En 1988, John Sweller formuló su teoría de la carga cognitiva, mediante la cual establecía que nuestra memoria de trabajo tiene una capacidad limitada. Hay solo una cantidad de información que nuestro cerebro es capaz de almacenar al mismo tiempo para usarla de inmediato. Así, Sweller hablaba de la importancia de reducir la carga cognitiva de los estudiantes para no saturar la memoria de trabajo con demasiadas tareas.

En cierto modo, esto es precisamente para lo que sirve la checklist en términos cognitivos: ayuda a externalizar la memoria. Al anotar y enumerar las tareas pendientes nos liberamos de la urgencia de mantener toda esa información en la mente. En otras palabras, liberamos carga mental. Además de que proporciona mayor claridad para ver el panorama completo de lo que falta por hacer, reduce también la confusión, facilitando la toma de decisiones y favoreciendo la división de tareas en pasos más pequeños y manejables. De esta manera, a nivel cognitivo, las listas ayudan a aumentar el enfoque, favorecen el trabajo paso a paso y contribuyen a evitar las distracciones y mejorar la concentración.

Las listas ayudan a aumentar el enfoque, favorecen el trabajo paso a paso y contribuyen a evitar las distracciones

Además, permiten hacer que el progreso, de cierta manera, sea tangible. Ir tachando las tareas terminadas ayuda a la sensación de logro, de que se está avanzando, lo cual no solo reduce la incertidumbre ante el proceso sino que también puede aliviar, así sea un poco, la ansiedad y el estrés ante lo que falta. Con saber que se avanza, que está claro el panorama, que está ayudando a una mejor gestión del tiempo –y evitando así la sobrecarga–, puede aumentar también la sensación de autoeficacia.

La checklist, entonces, como herramienta, como clasificación de prioridades y urgencias, como manejo de objetivos y subtareas, como forma de mantenerse al día –y con ánimo para enfrentarlo–. Y quizás hasta como cheerleader laboral. Así, la lista parece decir: «Mira, esto es todo lo que tienes que hacer, pero se puede, solo tienes que ir casilla tras casilla, un check a la vez».

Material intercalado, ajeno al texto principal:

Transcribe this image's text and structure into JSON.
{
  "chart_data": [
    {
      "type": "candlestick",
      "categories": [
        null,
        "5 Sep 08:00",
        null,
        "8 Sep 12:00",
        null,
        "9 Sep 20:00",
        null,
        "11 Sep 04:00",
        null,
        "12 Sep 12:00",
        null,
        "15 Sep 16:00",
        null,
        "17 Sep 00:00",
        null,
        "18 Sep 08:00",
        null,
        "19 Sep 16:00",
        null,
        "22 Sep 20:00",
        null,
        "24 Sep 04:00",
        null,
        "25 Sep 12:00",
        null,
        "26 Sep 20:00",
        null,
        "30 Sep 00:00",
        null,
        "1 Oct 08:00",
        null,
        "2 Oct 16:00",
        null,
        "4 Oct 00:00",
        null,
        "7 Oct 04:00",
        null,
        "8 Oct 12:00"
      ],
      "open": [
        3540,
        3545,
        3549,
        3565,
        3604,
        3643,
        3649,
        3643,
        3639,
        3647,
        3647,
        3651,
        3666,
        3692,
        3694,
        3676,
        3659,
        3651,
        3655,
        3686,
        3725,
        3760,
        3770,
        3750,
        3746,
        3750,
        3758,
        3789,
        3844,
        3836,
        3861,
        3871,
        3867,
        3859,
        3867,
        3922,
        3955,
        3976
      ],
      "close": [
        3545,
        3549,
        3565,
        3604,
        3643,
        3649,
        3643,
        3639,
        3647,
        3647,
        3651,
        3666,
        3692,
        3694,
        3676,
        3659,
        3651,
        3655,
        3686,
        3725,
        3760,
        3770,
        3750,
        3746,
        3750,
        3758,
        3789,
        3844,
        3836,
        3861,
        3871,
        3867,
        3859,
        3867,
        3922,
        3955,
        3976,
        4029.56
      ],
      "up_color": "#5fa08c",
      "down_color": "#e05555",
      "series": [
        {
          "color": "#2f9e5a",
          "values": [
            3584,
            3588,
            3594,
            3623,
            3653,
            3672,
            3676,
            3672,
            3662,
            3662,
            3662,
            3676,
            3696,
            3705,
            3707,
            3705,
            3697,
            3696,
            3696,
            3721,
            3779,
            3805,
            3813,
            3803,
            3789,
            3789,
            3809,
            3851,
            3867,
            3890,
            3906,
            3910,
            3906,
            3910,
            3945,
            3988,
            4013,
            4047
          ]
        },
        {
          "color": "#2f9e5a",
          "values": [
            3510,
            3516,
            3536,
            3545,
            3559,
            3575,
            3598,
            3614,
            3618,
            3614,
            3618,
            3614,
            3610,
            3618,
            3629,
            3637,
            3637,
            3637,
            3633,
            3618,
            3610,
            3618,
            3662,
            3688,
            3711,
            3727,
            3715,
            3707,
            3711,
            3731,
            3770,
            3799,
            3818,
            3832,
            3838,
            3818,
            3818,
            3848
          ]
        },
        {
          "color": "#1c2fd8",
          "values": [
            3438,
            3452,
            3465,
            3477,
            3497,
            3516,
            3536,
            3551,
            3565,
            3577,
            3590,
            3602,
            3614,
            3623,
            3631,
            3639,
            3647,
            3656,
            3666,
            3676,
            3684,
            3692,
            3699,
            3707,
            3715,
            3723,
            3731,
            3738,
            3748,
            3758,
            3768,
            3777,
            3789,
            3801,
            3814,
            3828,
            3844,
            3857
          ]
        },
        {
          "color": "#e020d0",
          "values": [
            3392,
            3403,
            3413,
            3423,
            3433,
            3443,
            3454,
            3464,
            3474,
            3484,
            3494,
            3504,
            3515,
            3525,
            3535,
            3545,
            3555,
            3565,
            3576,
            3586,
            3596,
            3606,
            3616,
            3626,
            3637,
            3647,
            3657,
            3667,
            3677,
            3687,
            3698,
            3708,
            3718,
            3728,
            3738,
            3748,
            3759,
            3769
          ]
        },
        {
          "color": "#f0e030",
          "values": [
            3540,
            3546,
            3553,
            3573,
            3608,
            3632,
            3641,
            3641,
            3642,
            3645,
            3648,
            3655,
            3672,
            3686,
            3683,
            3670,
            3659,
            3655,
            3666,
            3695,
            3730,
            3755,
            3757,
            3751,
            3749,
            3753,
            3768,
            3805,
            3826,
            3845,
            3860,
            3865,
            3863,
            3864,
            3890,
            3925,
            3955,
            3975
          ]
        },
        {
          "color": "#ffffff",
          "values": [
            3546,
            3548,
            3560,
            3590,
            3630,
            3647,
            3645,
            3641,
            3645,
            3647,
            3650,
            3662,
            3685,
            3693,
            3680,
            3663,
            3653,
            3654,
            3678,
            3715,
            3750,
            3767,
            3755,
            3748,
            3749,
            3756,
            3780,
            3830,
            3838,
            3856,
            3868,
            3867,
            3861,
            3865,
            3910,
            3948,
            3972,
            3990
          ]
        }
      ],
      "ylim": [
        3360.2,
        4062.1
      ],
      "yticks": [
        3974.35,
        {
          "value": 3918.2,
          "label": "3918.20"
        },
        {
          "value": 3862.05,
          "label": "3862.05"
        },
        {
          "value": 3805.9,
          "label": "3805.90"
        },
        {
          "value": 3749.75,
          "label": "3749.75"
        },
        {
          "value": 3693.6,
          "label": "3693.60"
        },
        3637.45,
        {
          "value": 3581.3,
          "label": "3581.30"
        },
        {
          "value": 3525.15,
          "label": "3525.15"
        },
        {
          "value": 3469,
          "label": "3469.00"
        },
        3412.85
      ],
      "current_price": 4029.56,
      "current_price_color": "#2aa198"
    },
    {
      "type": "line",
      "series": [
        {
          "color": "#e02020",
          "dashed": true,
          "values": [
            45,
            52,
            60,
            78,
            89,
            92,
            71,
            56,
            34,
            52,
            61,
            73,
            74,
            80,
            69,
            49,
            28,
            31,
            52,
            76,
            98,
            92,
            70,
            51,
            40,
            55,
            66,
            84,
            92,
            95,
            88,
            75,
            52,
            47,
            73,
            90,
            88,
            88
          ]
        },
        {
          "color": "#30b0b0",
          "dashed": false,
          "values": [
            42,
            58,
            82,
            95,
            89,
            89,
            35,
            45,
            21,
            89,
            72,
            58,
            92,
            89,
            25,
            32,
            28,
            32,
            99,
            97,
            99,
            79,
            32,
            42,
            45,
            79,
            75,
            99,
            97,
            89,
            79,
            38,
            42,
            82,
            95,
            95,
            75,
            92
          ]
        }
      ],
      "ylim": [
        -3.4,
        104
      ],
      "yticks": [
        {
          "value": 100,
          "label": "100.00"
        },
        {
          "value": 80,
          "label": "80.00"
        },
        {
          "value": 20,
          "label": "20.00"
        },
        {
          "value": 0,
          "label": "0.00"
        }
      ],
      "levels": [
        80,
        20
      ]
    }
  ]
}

Aunque esto, valga decir, solo sucedería en caso de que la lista sea corta y realista. Pues, de lo contrario, diría exactamente lo opuesto: «Esto es todo lo que tienes que hacer, es demasiado, no hay tiempo suficiente, etcétera». Como en todo, siempre es sana una buena gestión de expectativas. Para que no aplaste y frustre, la lista no debería idealizarse, más bien debe mantenerse siempre entre los corchetes de lo alcanzable.

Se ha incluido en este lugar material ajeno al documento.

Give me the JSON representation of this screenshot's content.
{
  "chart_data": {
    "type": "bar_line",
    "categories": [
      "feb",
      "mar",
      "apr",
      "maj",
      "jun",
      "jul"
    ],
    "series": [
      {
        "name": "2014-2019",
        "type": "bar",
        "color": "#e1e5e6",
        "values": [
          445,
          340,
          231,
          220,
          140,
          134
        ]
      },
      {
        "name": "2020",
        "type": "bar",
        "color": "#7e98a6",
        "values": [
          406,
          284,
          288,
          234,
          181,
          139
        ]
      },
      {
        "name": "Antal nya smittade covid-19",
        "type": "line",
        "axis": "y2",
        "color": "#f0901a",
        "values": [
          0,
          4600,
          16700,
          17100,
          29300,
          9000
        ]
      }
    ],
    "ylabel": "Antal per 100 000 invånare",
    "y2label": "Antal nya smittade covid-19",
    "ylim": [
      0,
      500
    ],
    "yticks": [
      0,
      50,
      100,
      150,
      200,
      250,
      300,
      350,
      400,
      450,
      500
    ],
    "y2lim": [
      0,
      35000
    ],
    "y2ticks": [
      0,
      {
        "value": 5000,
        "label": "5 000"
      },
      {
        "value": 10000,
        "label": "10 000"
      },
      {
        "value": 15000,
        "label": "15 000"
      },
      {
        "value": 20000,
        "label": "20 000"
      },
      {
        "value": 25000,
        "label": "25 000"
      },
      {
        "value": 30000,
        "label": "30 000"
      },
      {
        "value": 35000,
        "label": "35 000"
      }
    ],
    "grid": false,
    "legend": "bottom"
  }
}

Porque no hay que dejar de lado que, en el imperativo de la hiperproductividad, algunos «productivity bros» han puesto en un trono a la checklist, exponiéndola como la panacea de la eficiencia y como el antídoto absoluto para la procrastinación. Spoiler: no lo es. Ni tiene por qué serlo. Que el elogio no aterrice en la tiranía.

Ya lo decía el semiólogo italiano: adonde sea que se mire en la historia de la cultura, podemos encontrar listas, de santos, de armadas y de plantas medicinales, de tesoros y de obras literarias. Tenemos listas para la compra del mercado, de trabajos por hacer, de libros por leer, de sitios por visitar, de restaurantes que probar, listas para aliviar el vértigo, listas para sentirnos capaces. En palabras de Eco, «nos gustan las listas porque no queremos morir».